Taylor-Johnson and Cena cannot rest against ‘The Wall’

“The Wall” – What images immediately come to mind when you read the words, “war movie”?  Human history unfortunately can provide thousands of examples in which people become mired in mass conflict and attempt to kill one another, and the big screens sometimes masterfully recapture those horrific struggles.

For me, three films immediately pop into my brain.

Steven Spielberg’s “Saving Private Ryan” (1998) illustrates the murderous spectacle of war via the Allied invasion of Normandy.  Stanley Kubrick’s “Paths of Glory” (1957) depicts the brutality of war, when French soldiers scurry over mud, crawl under barbed wire and dodge German gunfire and grenades in No man’s land during World War I.  Lastly, “The Deer Hunter” (1978) places the enemy’s face in close-up view, as Vietnamese guards force American prisoners of war to play Russian roulette against one another, again and again and again.

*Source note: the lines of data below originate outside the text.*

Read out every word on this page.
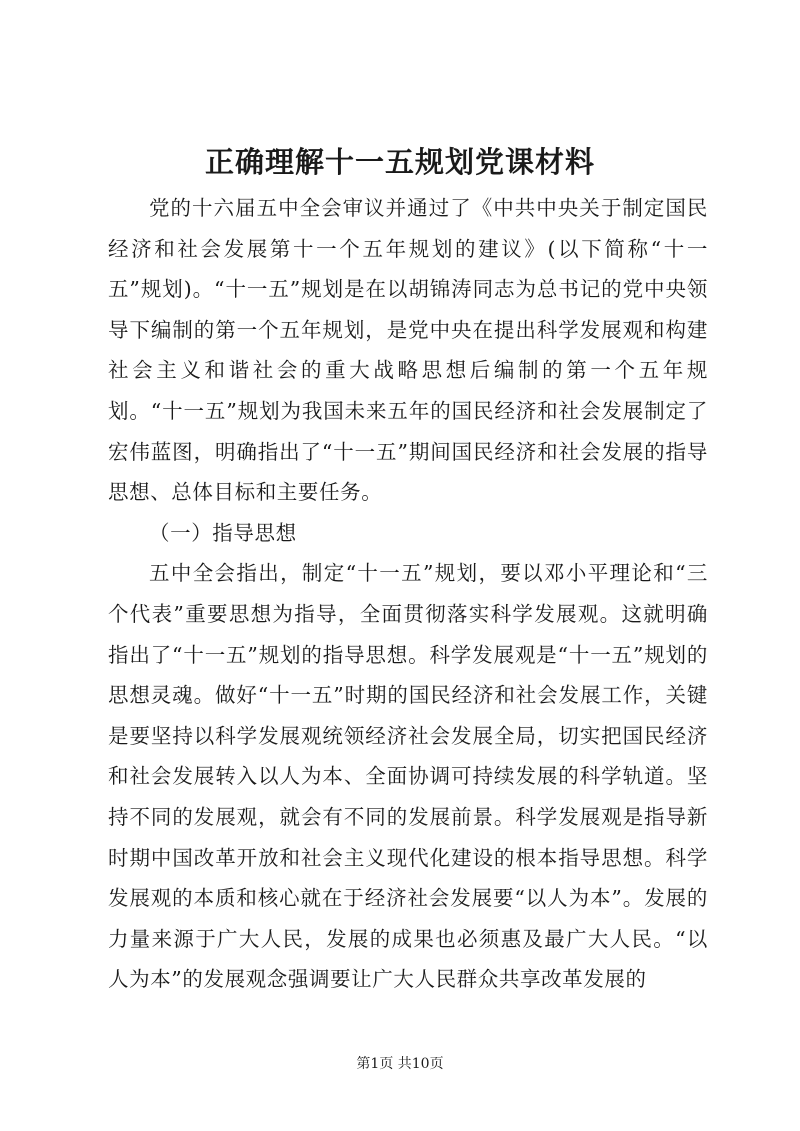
正确理解十一五规划党课材料

党的十六届五中全会审议并通过了《中共中央关于制定国民经济和社会发展第十一个五年规划的建议》(以下简称“十一五”规划)。“十一五”规划是在以胡锦涛同志为总书记的党中央领导下编制的第一个五年规划，是党中央在提出科学发展观和构建社会主义和谐社会的重大战略思想后编制的第一个五年规划。“十一五”规划为我国未来五年的国民经济和社会发展制定了宏伟蓝图，明确指出了“十一五”期间国民经济和社会发展的指导思想、总体目标和主要任务。

（一）指导思想

五中全会指出，制定“十一五”规划，要以邓小平理论和“三个代表”重要思想为指导，全面贯彻落实科学发展观。这就明确指出了“十一五”规划的指导思想。科学发展观是“十一五”规划的思想灵魂。做好“十一五”时期的国民经济和社会发展工作，关键是要坚持以科学发展观统领经济社会发展全局，切实把国民经济和社会发展转入以人为本、全面协调可持续发展的科学轨道。坚持不同的发展观，就会有不同的发展前景。科学发展观是指导新时期中国改革开放和社会主义现代化建设的根本指导思想。科学发展观的本质和核心就在于经济社会发展要“以人为本”。发展的力量来源于广大人民，发展的成果也必须惠及最广大人民。“以人为本”的发展观念强调要让广大人民群众共享改革发展的

第1页 共10页
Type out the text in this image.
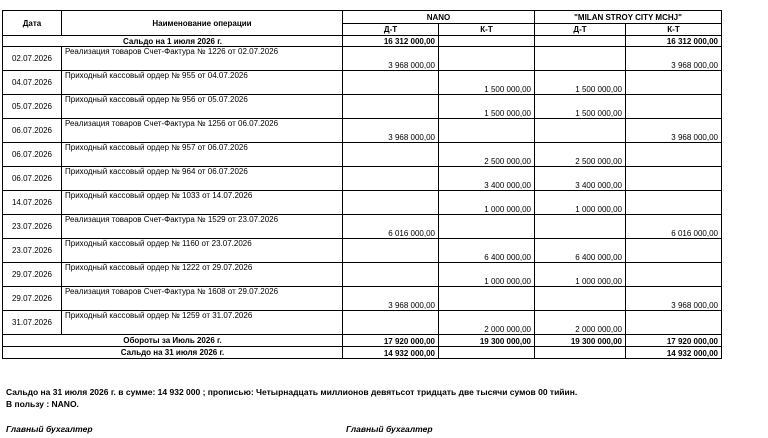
Дата	Наименование операции	NANO		"MILAN STROY CITY MCHJ"	
		Д-Т	К-Т	Д-Т	К-Т
Сальдо на 1 июля 2026 г.		16 312 000,00			16 312 000,00
02.07.2026	Реализация товаров Счет-Фактура № 1226 от 02.07.2026	3 968 000,00			3 968 000,00
04.07.2026	Приходный кассовый ордер № 955 от 04.07.2026		1 500 000,00	1 500 000,00	
05.07.2026	Приходный кассовый ордер № 956 от 05.07.2026		1 500 000,00	1 500 000,00	
06.07.2026	Реализация товаров Счет-Фактура № 1256 от 06.07.2026	3 968 000,00			3 968 000,00
06.07.2026	Приходный кассовый ордер № 957 от 06.07.2026		2 500 000,00	2 500 000,00	
06.07.2026	Приходный кассовый ордер № 964 от 06.07.2026		3 400 000,00	3 400 000,00	
14.07.2026	Приходный кассовый ордер № 1033 от 14.07.2026		1 000 000,00	1 000 000,00	
23.07.2026	Реализация товаров Счет-Фактура № 1529 от 23.07.2026	6 016 000,00			6 016 000,00
23.07.2026	Приходный кассовый ордер № 1160 от 23.07.2026		6 400 000,00	6 400 000,00	
29.07.2026	Приходный кассовый ордер № 1222 от 29.07.2026		1 000 000,00	1 000 000,00	
29.07.2026	Реализация товаров Счет-Фактура № 1608 от 29.07.2026	3 968 000,00			3 968 000,00
31.07.2026	Приходный кассовый ордер № 1259 от 31.07.2026		2 000 000,00	2 000 000,00	
Обороты за Июль 2026 г.		17 920 000,00	19 300 000,00	19 300 000,00	17 920 000,00
Сальдо на 31 июля 2026 г.		14 932 000,00			14 932 000,00
Сальдо на 31 июля 2026 г. в сумме: 14 932 000 ; прописью: Четырнадцать миллионов девятьсот тридцать две тысячи сумов 00 тийин.
В пользу : NANO.
Главный бухгалтер	Главный бухгалтер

All three are all-time classic war movies, among the best in cinematic history.  Director Doug Liman’s “The Wall” is not an all-time classic, but it is a good film and also very different than most war pictures.  It does not carry the grand spectacle of “Saving Private Ryan”, the visceral brutality of “Paths of Glory” or a close-up view of the other side like “The Deer Hunter”.  Instead, it pits two American soldiers against an unknown enemy in the middle of 2007 Iraq, four years after the United States claimed “mission accomplished”.

Sgt. Isaac (Aaron Taylor-Johnson) and Staff Sergeant Matthews’ (WWE’s John Cena) mission is to investigate a situation.  About eight American contractors lay dead – where they stood – in the middle of seemingly Nowhere, Iraq.   Isaac and Matthews, very experienced through several difficult tours, believe that the person responsible is not too far away, and therefore this ordinary, partially-constructed infrastructure site is extremely dangerous.

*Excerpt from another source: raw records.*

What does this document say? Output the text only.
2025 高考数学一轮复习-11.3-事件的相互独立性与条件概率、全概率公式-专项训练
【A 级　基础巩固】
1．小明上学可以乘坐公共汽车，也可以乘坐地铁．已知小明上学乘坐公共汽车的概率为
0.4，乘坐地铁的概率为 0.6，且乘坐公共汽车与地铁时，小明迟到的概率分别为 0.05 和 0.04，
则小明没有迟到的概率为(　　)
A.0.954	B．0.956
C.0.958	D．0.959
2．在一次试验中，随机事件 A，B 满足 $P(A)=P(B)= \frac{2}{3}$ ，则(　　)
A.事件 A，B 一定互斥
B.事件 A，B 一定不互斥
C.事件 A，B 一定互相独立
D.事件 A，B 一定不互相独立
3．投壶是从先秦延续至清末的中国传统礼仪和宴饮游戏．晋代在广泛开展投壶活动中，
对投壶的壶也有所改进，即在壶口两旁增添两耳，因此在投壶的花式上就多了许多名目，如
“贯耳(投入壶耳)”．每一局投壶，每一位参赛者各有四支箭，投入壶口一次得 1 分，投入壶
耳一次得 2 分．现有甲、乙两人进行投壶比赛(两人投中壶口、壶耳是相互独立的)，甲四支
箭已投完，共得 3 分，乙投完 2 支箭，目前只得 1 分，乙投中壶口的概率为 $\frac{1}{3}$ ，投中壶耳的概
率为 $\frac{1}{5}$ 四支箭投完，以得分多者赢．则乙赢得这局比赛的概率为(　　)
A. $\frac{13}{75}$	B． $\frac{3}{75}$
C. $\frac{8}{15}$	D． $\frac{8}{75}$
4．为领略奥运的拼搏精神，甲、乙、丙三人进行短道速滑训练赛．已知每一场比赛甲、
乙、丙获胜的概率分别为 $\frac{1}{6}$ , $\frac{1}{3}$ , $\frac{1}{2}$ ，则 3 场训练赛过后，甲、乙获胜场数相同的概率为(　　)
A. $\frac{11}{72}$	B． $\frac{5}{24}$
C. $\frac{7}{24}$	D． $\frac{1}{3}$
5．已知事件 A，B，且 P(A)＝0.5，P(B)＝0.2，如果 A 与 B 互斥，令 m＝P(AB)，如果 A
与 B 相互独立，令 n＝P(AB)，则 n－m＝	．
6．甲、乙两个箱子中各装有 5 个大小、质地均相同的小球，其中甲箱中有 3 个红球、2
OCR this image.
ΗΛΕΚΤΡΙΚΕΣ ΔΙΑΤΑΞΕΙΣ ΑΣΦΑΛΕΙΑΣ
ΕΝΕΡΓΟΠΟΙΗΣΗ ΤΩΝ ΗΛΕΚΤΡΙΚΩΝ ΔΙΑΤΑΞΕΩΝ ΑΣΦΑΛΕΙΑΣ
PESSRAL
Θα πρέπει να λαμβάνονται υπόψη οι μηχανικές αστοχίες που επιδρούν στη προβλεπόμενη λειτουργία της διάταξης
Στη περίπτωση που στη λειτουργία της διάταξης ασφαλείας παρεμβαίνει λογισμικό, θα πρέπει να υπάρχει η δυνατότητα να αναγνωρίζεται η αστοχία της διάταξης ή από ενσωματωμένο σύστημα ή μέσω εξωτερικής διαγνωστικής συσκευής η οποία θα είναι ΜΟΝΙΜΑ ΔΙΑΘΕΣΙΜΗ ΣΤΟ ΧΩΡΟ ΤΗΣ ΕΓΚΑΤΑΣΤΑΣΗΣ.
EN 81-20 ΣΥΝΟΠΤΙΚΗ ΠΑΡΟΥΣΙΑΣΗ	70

After Isaac and Matthews become caught in a fiery exchange, the only refuge is a modest, stone wall, about 20 yards long.  This wall was part of a school that the Americans destroyed during the war, and now it serves a much different purpose.  “The Wall” – which runs a scant 1 hour 21 minutes – has a very small cast, but it raises big moments of anxiety in a couple of ways.

The enemy is a sniper, hiding somewhere close by, and Isaac and Matthews initially have zero clue where he or she is located.  The shots could be coming from anywhere, and Liman sets a noticeably unsettling tone.  Isaac and Matthews – simply standing upright in plain view and with high-powered rifles in hand – could be struck down in any second, and the beads of sweat running down their brows might also be running down ours as well.  This tension-filled setting feels like an outpost from a rustic western with the sun beating down on our heroes and barren desert stretching in every direction.

They are alone, and their only occasional companions are subtle and not so subtle noises.  Bits of torn plastic wrap flapping in the breeze and the crunching of dirt fall into the former, and the piercing cracks of single gunshots belong in the latter.  The gunshots repeatedly surprise the men as much as they surprise us, especially since the actual crack of a fired bullet arrives about a second after it strikes its intended target.

Targeting this sniper is the most pressing problem, and with his or her unknown whereabouts, “The Wall” effectively offers a sense of isolated doom.  Doom is featured in other ways too, as the film raises bigger questions about the Iraq War itself.  Through creative means, Isaac and the sniper actually communicate, and they reveal their motivations within a war without an apparent purpose.

We have seen the hellish results of war in just about every such movie that I can remember, so Liman’s picture does not break any new ground in that respect.  It does, however – through subtle conversation and the complications of laying in the desert behind a modest stone wall – underscore their dire circumstances, and how their lives were irrevocably changed because of decisions made at the highest political level.

Five years from now, “The Wall” will probably not enter my consciousness when I think about great war films, but individual soldiers fighting for a cloudy cause – four years after the conflict supposedly ended – could still linger.